The Massacre of Chortiatis

The Chortiatis massacre was a World War II mass murder of 146 civilians by the Wehrmacht, at the end of the occupation of Greece by the Axis powers on 2 September 1944.

After an attack on two German soldiers, one German chemist and two Greek collaborators by the Greek People's Liberation Army (ELAS) on mount Chortiatis, where the two Collaborators and the Chemist were killed, the German occupation authorities decided to react immediately with a reprisal operation against the civilian population of the village Chortiatis. About twenty trucks with German soldiers and the paramilitary force Jagdkommando Schubert, named after the Wehrmacht sergeant Friedrich Schubert who was in command, surrounded the village. They gathered all the people they found in the town square. One group of the civilians was led into the house of villager Evangelos Ntinoudis. They were locked inside and burnt alive. The other group was locked in the bakery. Schubert's men set up machine guns to make sure that no one can flee out of the bakery. But one 6-year-old girl managed to flee with help of the others outside a window which was unprotected.

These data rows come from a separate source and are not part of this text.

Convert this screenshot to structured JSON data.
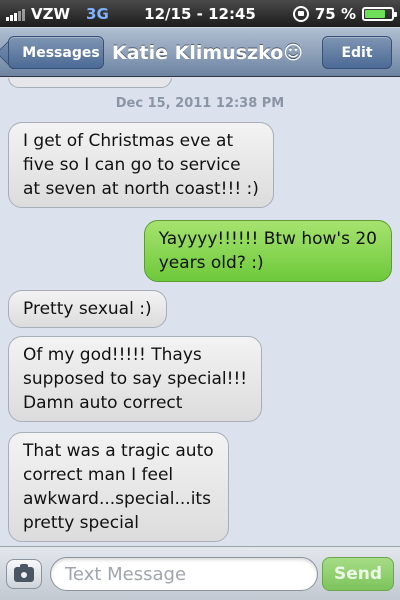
{
  "status_bar": {
    "carrier": "VZW",
    "network": "3G",
    "time": "12/15 - 12:45",
    "battery_text": "75 %",
    "battery_level": 0.75
  },
  "nav": {
    "back_label": "Messages",
    "title": "Katie Klimuszko☺",
    "edit_label": "Edit"
  },
  "conversation": {
    "timestamp": "Dec 15, 2011 12:38 PM",
    "messages": [
      {
        "direction": "in",
        "lines": [
          "I get of Christmas eve at",
          "five so I can go to service",
          "at seven at north coast!!! :)"
        ]
      },
      {
        "direction": "out",
        "lines": [
          "Yayyyy!!!!!! Btw how's 20",
          "years old? :)"
        ]
      },
      {
        "direction": "in",
        "lines": [
          "Pretty sexual :)"
        ]
      },
      {
        "direction": "in",
        "lines": [
          "Of my god!!!!! Thays",
          "supposed to say special!!!",
          "Damn auto correct"
        ]
      },
      {
        "direction": "in",
        "lines": [
          "That was a tragic auto",
          "correct man I feel",
          "awkward...special...its",
          "pretty special"
        ]
      }
    ]
  },
  "input_bar": {
    "placeholder": "Text Message",
    "send_label": "Send"
  },
  "colors": {
    "incoming_bubble": "#e5e5ea",
    "outgoing_bubble": "#7ccc45",
    "nav_bar": "#6d84a2",
    "send_button": "#7cc45b"
  }
}
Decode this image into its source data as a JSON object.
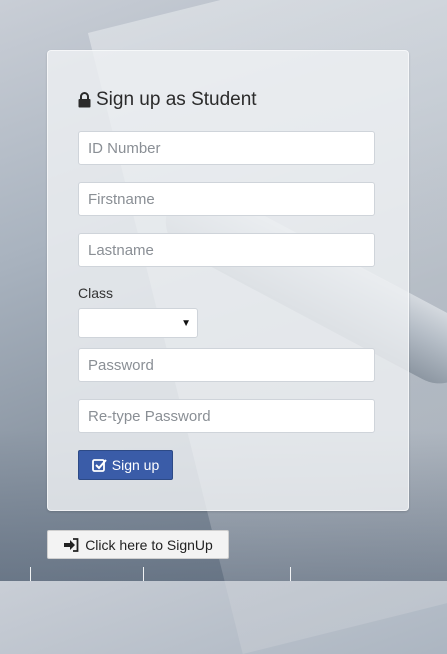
{
  "form": {
    "title": "Sign up as Student",
    "id_placeholder": "ID Number",
    "firstname_placeholder": "Firstname",
    "lastname_placeholder": "Lastname",
    "class_label": "Class",
    "class_value": "",
    "password_placeholder": "Password",
    "retype_placeholder": "Re-type Password",
    "submit_label": "Sign up"
  },
  "footer": {
    "signup_link_label": "Click here to SignUp"
  },
  "colors": {
    "primary_button": "#3a5ca8",
    "panel_background": "#eef0f3"
  },
  "icons": [
    "lock-icon",
    "check-square-icon",
    "sign-in-icon",
    "chevron-down-icon"
  ]
}
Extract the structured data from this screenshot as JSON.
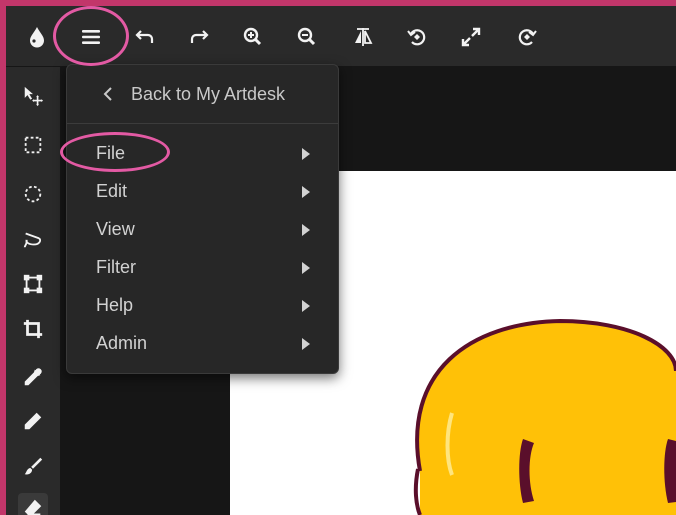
{
  "menu": {
    "back_label": "Back to My Artdesk",
    "items": [
      {
        "label": "File"
      },
      {
        "label": "Edit"
      },
      {
        "label": "View"
      },
      {
        "label": "Filter"
      },
      {
        "label": "Help"
      },
      {
        "label": "Admin"
      }
    ]
  },
  "colors": {
    "frame": "#c2366a",
    "highlight": "#e35aa4",
    "emoji_face": "#ffc107",
    "emoji_eye": "#5a0f2b"
  }
}
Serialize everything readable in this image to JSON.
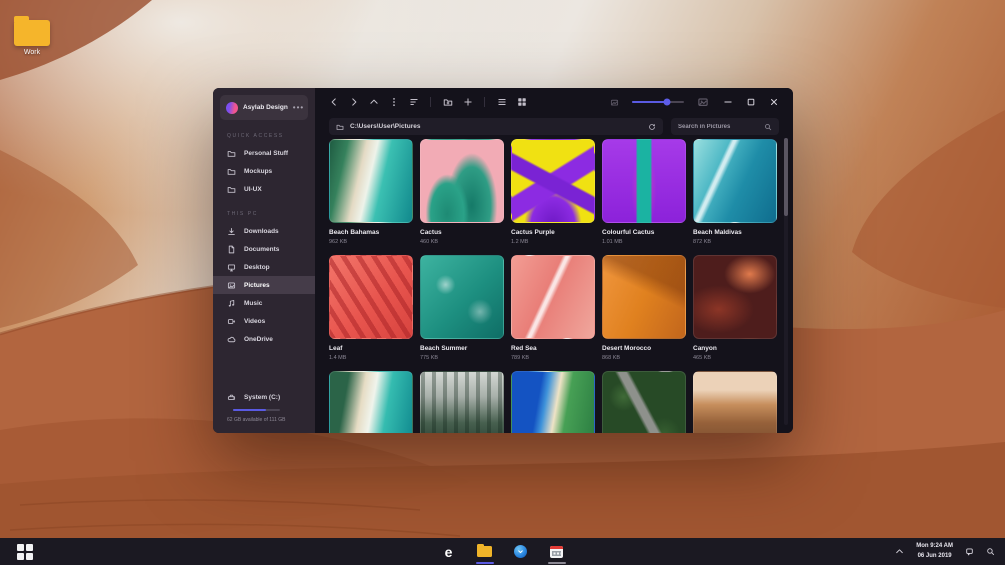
{
  "colors": {
    "accent": "#5a5ae2",
    "folder_yellow": "#f5b52b",
    "window_bg": "#14121b",
    "sidebar_bg": "#2d2631",
    "taskbar_bg": "#1b1922"
  },
  "desktop": {
    "work_folder_label": "Work"
  },
  "window": {
    "profile": {
      "name": "Asylab Design",
      "menu_icon": "more-horizontal"
    },
    "sidebar": {
      "quick_access_label": "QUICK ACCESS",
      "quick_access": [
        {
          "label": "Personal Stuff",
          "icon": "folder"
        },
        {
          "label": "Mockups",
          "icon": "folder"
        },
        {
          "label": "UI-UX",
          "icon": "folder"
        }
      ],
      "this_pc_label": "THIS PC",
      "this_pc": [
        {
          "label": "Downloads",
          "icon": "download"
        },
        {
          "label": "Documents",
          "icon": "document"
        },
        {
          "label": "Desktop",
          "icon": "desktop"
        },
        {
          "label": "Pictures",
          "icon": "picture",
          "selected": true
        },
        {
          "label": "Music",
          "icon": "music"
        },
        {
          "label": "Videos",
          "icon": "video"
        },
        {
          "label": "OneDrive",
          "icon": "cloud"
        }
      ],
      "system_drive": {
        "label": "System (C:)",
        "icon": "drive",
        "available": "62 GB available of 111 GB",
        "fill_percent": 70
      }
    },
    "toolbar": {
      "left_icons": [
        "back",
        "forward",
        "up",
        "more-vertical",
        "sort",
        "sep",
        "new-folder",
        "add",
        "sep",
        "list-view",
        "grid-view"
      ],
      "disabled_icons": [
        "forward"
      ],
      "active_icons": [
        "grid-view"
      ],
      "zoom_slider": {
        "value_percent": 67,
        "small_icon": "image-small",
        "large_icon": "image-large"
      },
      "window_controls": [
        "minimize",
        "maximize",
        "close"
      ]
    },
    "addressbar": {
      "path": "C:\\Users\\User\\Pictures",
      "folder_icon": "folder",
      "refresh_icon": "refresh"
    },
    "search": {
      "placeholder": "Search in Pictures",
      "icon": "search"
    },
    "files": [
      {
        "name": "Beach Bahamas",
        "size": "962 KB",
        "thumb": "beach-bahamas"
      },
      {
        "name": "Cactus",
        "size": "460 KB",
        "thumb": "cactus"
      },
      {
        "name": "Cactus Purple",
        "size": "1.2 MB",
        "thumb": "cactus-purple"
      },
      {
        "name": "Colourful Cactus",
        "size": "1.01 MB",
        "thumb": "colourful-cactus"
      },
      {
        "name": "Beach Maldivas",
        "size": "872 KB",
        "thumb": "beach-maldivas"
      },
      {
        "name": "Leaf",
        "size": "1.4 MB",
        "thumb": "leaf"
      },
      {
        "name": "Beach Summer",
        "size": "775 KB",
        "thumb": "beach-summer"
      },
      {
        "name": "Red Sea",
        "size": "789 KB",
        "thumb": "red-sea"
      },
      {
        "name": "Desert Morocco",
        "size": "868 KB",
        "thumb": "desert-morocco"
      },
      {
        "name": "Canyon",
        "size": "465 KB",
        "thumb": "canyon"
      },
      {
        "name": "",
        "size": "",
        "thumb": "beach-aerial"
      },
      {
        "name": "",
        "size": "",
        "thumb": "foggy-forest"
      },
      {
        "name": "",
        "size": "",
        "thumb": "beach-cove"
      },
      {
        "name": "",
        "size": "",
        "thumb": "forest-road"
      },
      {
        "name": "",
        "size": "",
        "thumb": "mountain"
      }
    ]
  },
  "taskbar": {
    "start_icon": "start",
    "apps": [
      {
        "icon": "edge"
      },
      {
        "icon": "explorer-folder",
        "underline": "accent"
      },
      {
        "icon": "defender"
      },
      {
        "icon": "calendar",
        "underline": "muted"
      }
    ],
    "tray_icons": [
      "chevron-up",
      "notification",
      "search"
    ],
    "clock": {
      "time": "Mon 9:24 AM",
      "date": "06 Jun 2019"
    }
  }
}
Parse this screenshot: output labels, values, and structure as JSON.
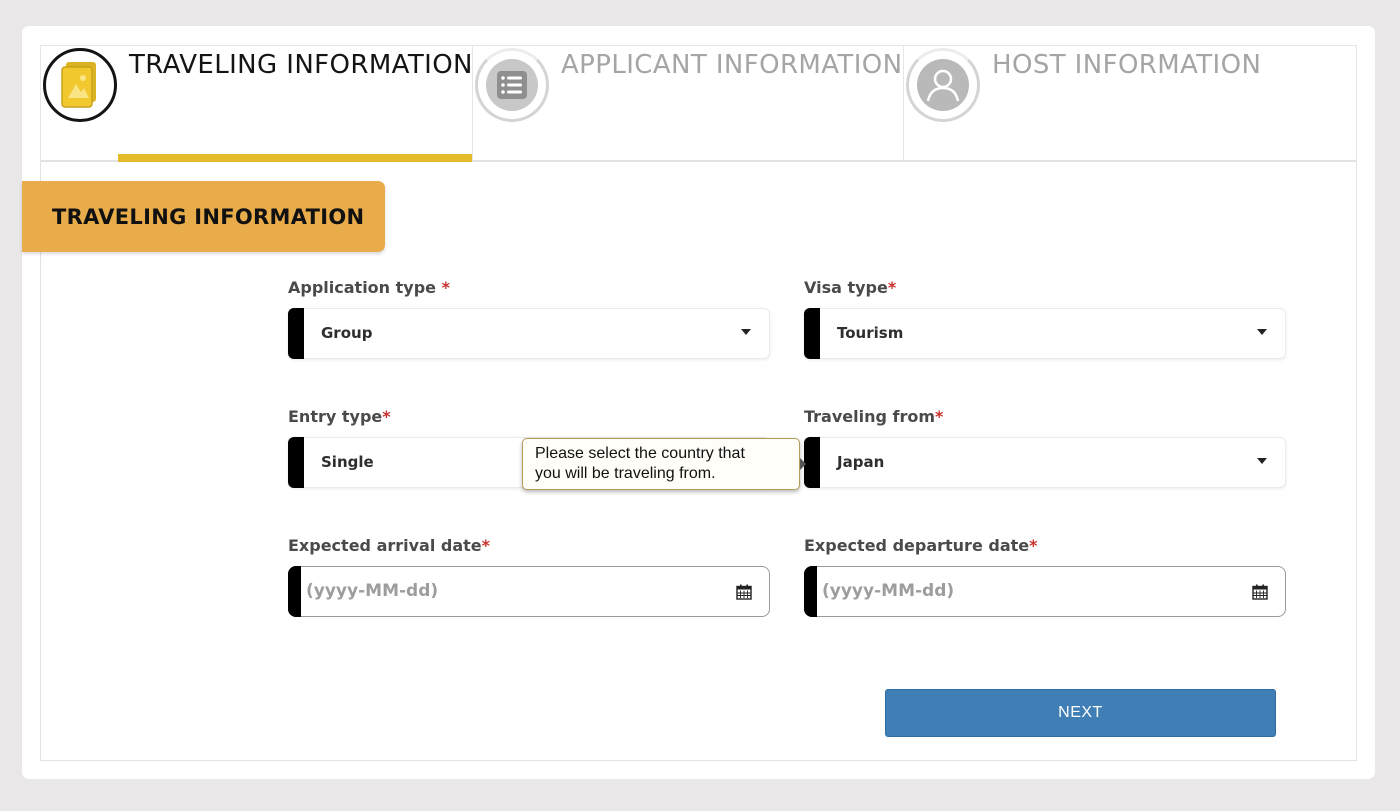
{
  "steps": [
    {
      "label": "TRAVELING INFORMATION",
      "icon": "passport-icon",
      "state": "active"
    },
    {
      "label": "APPLICANT INFORMATION",
      "icon": "list-icon",
      "state": "inactive"
    },
    {
      "label": "HOST INFORMATION",
      "icon": "user-icon",
      "state": "inactive"
    }
  ],
  "section": {
    "title": "TRAVELING INFORMATION"
  },
  "form": {
    "application_type": {
      "label": "Application type ",
      "required": "*",
      "value": "Group"
    },
    "visa_type": {
      "label": "Visa type",
      "required": "*",
      "value": "Tourism"
    },
    "entry_type": {
      "label": "Entry type",
      "required": "*",
      "value": "Single"
    },
    "traveling_from": {
      "label": "Traveling from",
      "required": "*",
      "value": "Japan"
    },
    "arrival_date": {
      "label": "Expected arrival date",
      "required": "*",
      "placeholder": "(yyyy-MM-dd)"
    },
    "departure_date": {
      "label": "Expected departure date",
      "required": "*",
      "placeholder": "(yyyy-MM-dd)"
    }
  },
  "tooltip": {
    "line1": "Please select the country that",
    "line2": "you will be traveling from."
  },
  "next_label": "NEXT",
  "colors": {
    "accent": "#e2bb2b",
    "section_tab": "#e8ac4b",
    "primary_button": "#3f7fb6",
    "required": "#c9302c"
  }
}
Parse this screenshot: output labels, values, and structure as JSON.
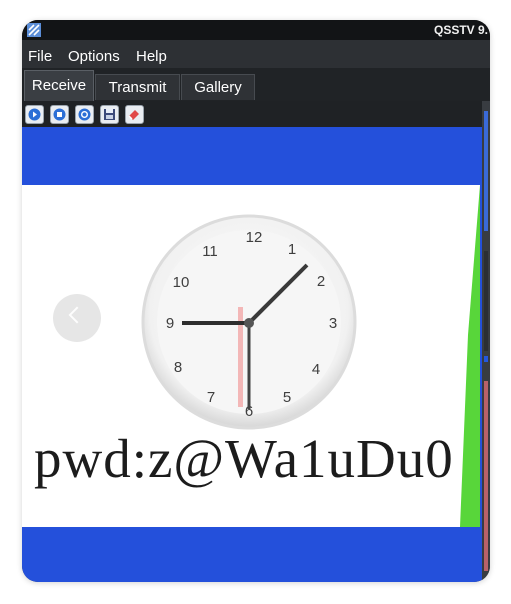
{
  "window": {
    "title": "QSSTV 9."
  },
  "menu": {
    "items": [
      "File",
      "Options",
      "Help"
    ]
  },
  "tabs": [
    {
      "label": "Receive",
      "active": true
    },
    {
      "label": "Transmit",
      "active": false
    },
    {
      "label": "Gallery",
      "active": false
    }
  ],
  "toolbar": {
    "buttons": [
      "play-icon",
      "stop-icon",
      "refresh-icon",
      "save-icon",
      "erase-icon"
    ]
  },
  "received_image": {
    "text": "pwd:z@Wa1uDu0",
    "clock_numbers": [
      "12",
      "1",
      "2",
      "3",
      "4",
      "5",
      "6",
      "7",
      "8",
      "9",
      "10",
      "11"
    ]
  },
  "colors": {
    "image_background": "#2450db",
    "side_level": "#58d63a"
  }
}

They others were burnt alive. Apart from the people who were killed in the two groups, others were raped and  killed outside their homes or even in the village, while trying to escape. A total of 146 civilians residents of Chortiatis were killed that day. 109 of them were women and girls. One week later the Germans came back and set the whole village on fire. 300 homes were burned down.